The findings showed that less attention was given by health workers to tracking the missed opportunities for measles immunization even when children were taken to the health facilities for other services. Health workers are few and the idea of tracking the vaccination status of children during routine service provision is not taken as a priority. In the same vein, there are no specific reminders to different caretakers on their scheduled dates although the community health workers normally remind many caretakers in totality on the need to go for health services in various health facilities. In addition, caretakers and caregivers forget to bring their eligible children for the measles vaccination at 9 months. This could be attributed to inconsistencies in the payment of staff for immunization activities, which (as reported by various stakeholders) results in less prioritization of those immunization activities. This poor remuneration of these health workers could also explain why many of them were reported to have lost interest in EPI activities leaving this to the community health workers (locally referred to as Village Health Teams) who may not be technical enough to track the missed children. Furthermore, the health workers also asserted that their large workload reduces their ability to concentrations on tracking children who miss particular vaccines, including the measles vaccine. This study finding is in agreement with previous studies done in similar regions (e.g., Hoima district) that showed that staff overload affected the attention to immunization activities which contributed to measles outbreak [13]. There should also be deliberate efforts to identify the children who missed the vaccination through review of health facility records, follow up of caregivers of children who are due for MRV leveraging local leaders and public communication (i.e., radio) to remind the caregivers about the need to complete the vaccination for their children. Furthermore, reminding caregivers of the importance of maintaining immunization cards may prove useful, as these cards show the dates for subsequent visits.

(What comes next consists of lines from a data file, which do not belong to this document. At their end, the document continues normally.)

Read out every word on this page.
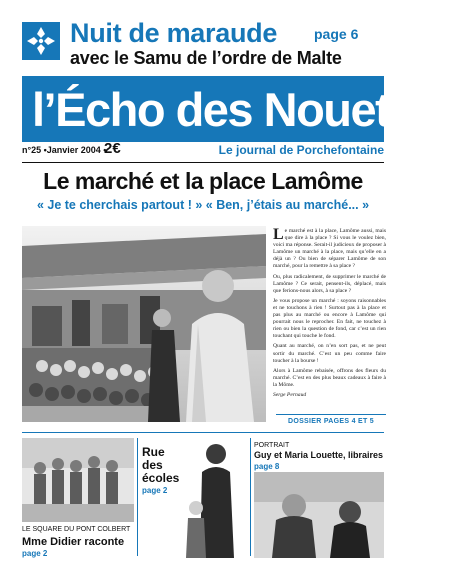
Nuit de maraude	page 6
avec le Samu de l’ordre de Malte
l’Écho des Nouettes
n°25 •Janvier 2004 •
2€	Le journal de Porchefontaine
Le marché et la place Lamôme
« Je te cherchais partout ! » « Ben, j’étais au marché... »

Le marché est à la place, Lamôme aussi, mais que dire à la place ? Si vous le voulez bien, voici ma réponse. Serait-il judicieux de proposer à Lamôme un marché à la place, mais qu’elle en a déjà un ? Ou bien de séparer Lamôme de son marché, pour la remettre à sa place ?

Ou, plus radicalement, de supprimer le marché de Lamôme ? Ce serait, pensent-ils, déplacé, mais que ferions-nous alors, à sa place ?

Je vous propose un marché : soyons raisonnables et ne touchons à rien ! Surtout pas à la place et pas plus au marché ou encore à Lamôme qui pourrait nous le reprocher. En fait, ne touchez à rien ou bien la question de fond, car c’est un rien touchant qui touche le fond.

Quant au marché, on n’en sort pas, et ne peut sortir du marché. C’est un peu comme faire toucher à la bourse !

Alors à Lamôme rebaisée, offrons des fleurs du marché. C’est en des plus beaux cadeaux à faire à la Môme.

Serge Pernaud

DOSSIER PAGES 4 ET 5
LE SQUARE DU PONT COLBERT
Mme Didier raconte
page 2
Rue des écoles
page 2
PORTRAIT
Guy et Maria Louette, libraires
page 8
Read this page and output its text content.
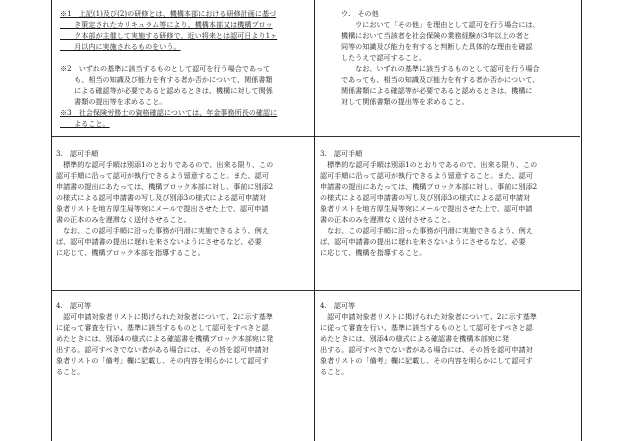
※1　上記(1)及び(2)の研修とは、機構本部における研修計画に基づ

　　き策定されたカリキュラム等により、機構本部又は機構ブロッ

　　ク本部が主催して実施する研修で、近い将来とは認可日より1ヶ

　　月以内に実施されるものをいう。

※2　いずれの基準に該当するものとして認可を行う場合であって

　　も、相当の知識及び能力を有する者か否かについて、関係書類

　　による確認等が必要であると認めるときは、機構に対して関係

　　書類の提出等を求めること。

※3　社会保険労務士の資格確認については、年金事務所長の確認に

　　よること。

3.　認可手順

　標準的な認可手順は別添1のとおりであるので、出来る限り、この

認可手順に沿って認可が執行できるよう留意すること。また、認可

申請書の提出にあたっては、機構ブロック本部に対し、事前に別添2

の様式による認可申請書の写し及び別添3の様式による認可申請対

象者リストを地方厚生局等宛にメールで提出させた上で、認可申請

書の正本のみを遅滞なく送付させること。

　なお、この認可手順に沿った事務が円滑に実施できるよう、例え

ば、認可申請書の提出に遅れを来さないようにさせるなど、必要

に応じて、機構ブロック本部を指導すること。

4.　認可等

　認可申請対象者リストに掲げられた対象者について、2に示す基準

に従って審査を行い、基準に該当するものとして認可をすべきと認

めたときには、別添4の様式による確認書を機構ブロック本部宛に発

出する。認可すべきでない者がある場合には、その旨を認可申請対

象者リストの「備考」欄に記載し、その内容を明らかにして認可す

ること。

ウ.　その他

　　ウにおいて「その他」を理由として認可を行う場合には、

機構において当該者を社会保険の業務経験が3年以上の者と

同等の知識及び能力を有すると判断した具体的な理由を確認

したうえで認可すること。

　　なお、いずれの基準に該当するものとして認可を行う場合

であっても、相当の知識及び能力を有する者か否かについて、

関係書類による確認等が必要であると認めるときは、機構に

対して関係書類の提出等を求めること。

3.　認可手順

　標準的な認可手順は別添1のとおりであるので、出来る限り、この

認可手順に沿って認可が執行できるよう留意すること。また、認可

申請書の提出にあたっては、機構ブロック本部に対し、事前に別添2

の様式による認可申請書の写し及び別添3の様式による認可申請対

象者リストを地方厚生局等宛にメールで提出させた上で、認可申請

書の正本のみを遅滞なく送付させること。

　なお、この認可手順に沿った事務が円滑に実施できるよう、例え

ば、認可申請書の提出に遅れを来さないようにさせるなど、必要

に応じて、機構を指導すること。

4.　認可等

　認可申請対象者リストに掲げられた対象者について、2に示す基準

に従って審査を行い、基準に該当するものとして認可をすべきと認

めたときには、別添4の様式による確認書を機構本部宛に発

出する。認可すべきでない者がある場合には、その旨を認可申請対

象者リストの「備考」欄に記載し、その内容を明らかにして認可す

ること。
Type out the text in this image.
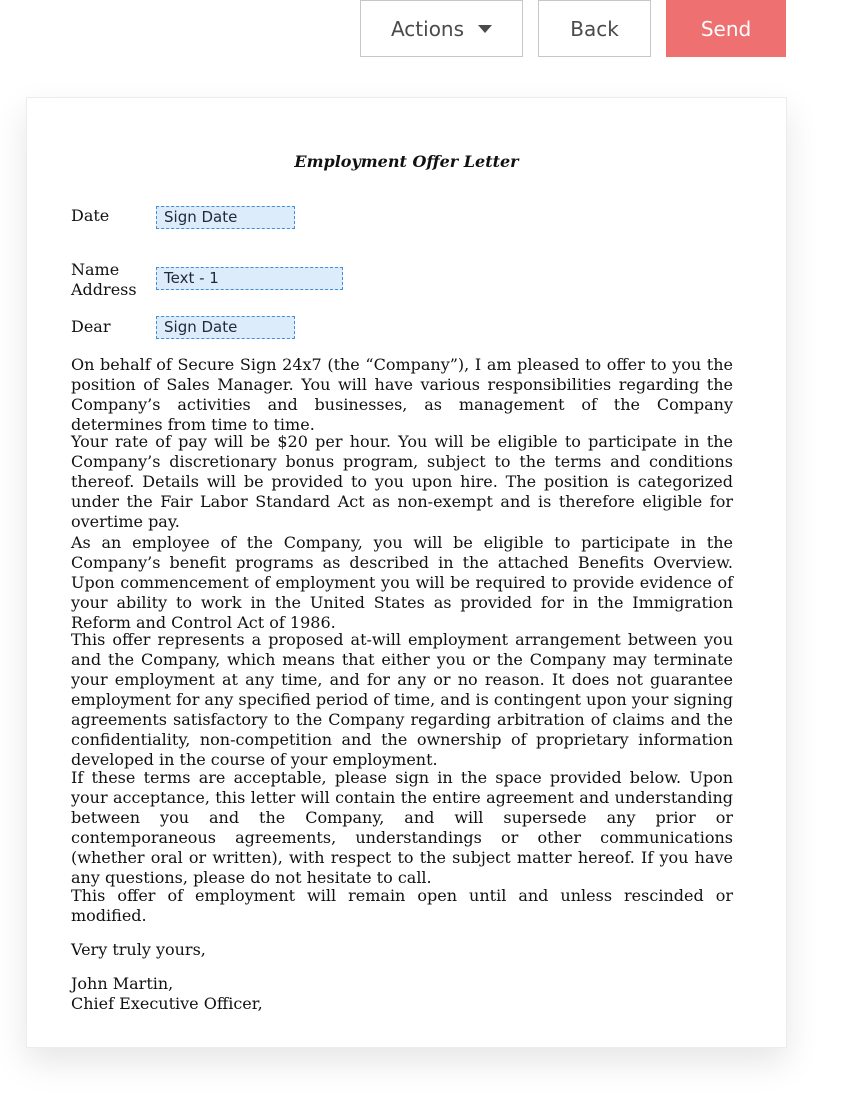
Actions	Back	Send
Employment Offer Letter
Date	Sign Date
Name
Address
Text - 1
Dear	Sign Date

On behalf of Secure Sign 24x7 (the “Company”), I am pleased to offer to you the position of Sales Manager. You will have various responsibilities regarding the Company’s activities and businesses, as management of the Company determines from time to time.

Your rate of pay will be $20 per hour. You will be eligible to participate in the Company’s discretionary bonus program, subject to the terms and conditions thereof. Details will be provided to you upon hire. The position is categorized under the Fair Labor Standard Act as non-exempt and is therefore eligible for overtime pay.

As an employee of the Company, you will be eligible to participate in the Company’s benefit programs as described in the attached Benefits Overview. Upon commencement of employment you will be required to provide evidence of your ability to work in the United States as provided for in the Immigration Reform and Control Act of 1986.

This offer represents a proposed at-will employment arrangement between you and the Company, which means that either you or the Company may terminate your employment at any time, and for any or no reason. It does not guarantee employment for any specified period of time, and is contingent upon your signing agreements satisfactory to the Company regarding arbitration of claims and the confidentiality, non-competition and the ownership of proprietary information developed in the course of your employment.

If these terms are acceptable, please sign in the space provided below. Upon your acceptance, this letter will contain the entire agreement and understanding between you and the Company, and will supersede any prior or contemporaneous agreements, understandings or other communications (whether oral or written), with respect to the subject matter hereof. If you have any questions, please do not hesitate to call.

This offer of employment will remain open until and unless rescinded or modified.

Very truly yours,
John Martin,
Chief Executive Officer,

Our study has a number of strengths. We interviewed the staff who are directly involved in the provision of measles vaccination services which helped to understand real issues they face. We also targeted both the stakeholders in management positions and those of the implementing staff which, which method gave a broad picture to the perceived barriers. The study also employed two methods (e.g., KIIs and FGD) that helped to deeply explore the subject matter. Lastly, we captured ideas and potential solutions to improve measles vaccination coverage that stakeholders can utilize. However, this study also had limitations including the relatively small number of interviews and FGDs, which was primarily due to the fact this was a graduate student research project with a modest budget. We also interviewed only one VHT who was already involved in other activities at BHC and his views many have not be representative of other VHTs in communities. We also did not interview caregivers so our results reflect only those of the service providers, rather than the end-users. Lastly, we did not interview the Ministry of Health and NMS staff who could expand on issues related to vaccination supplies and budget allocation for the district.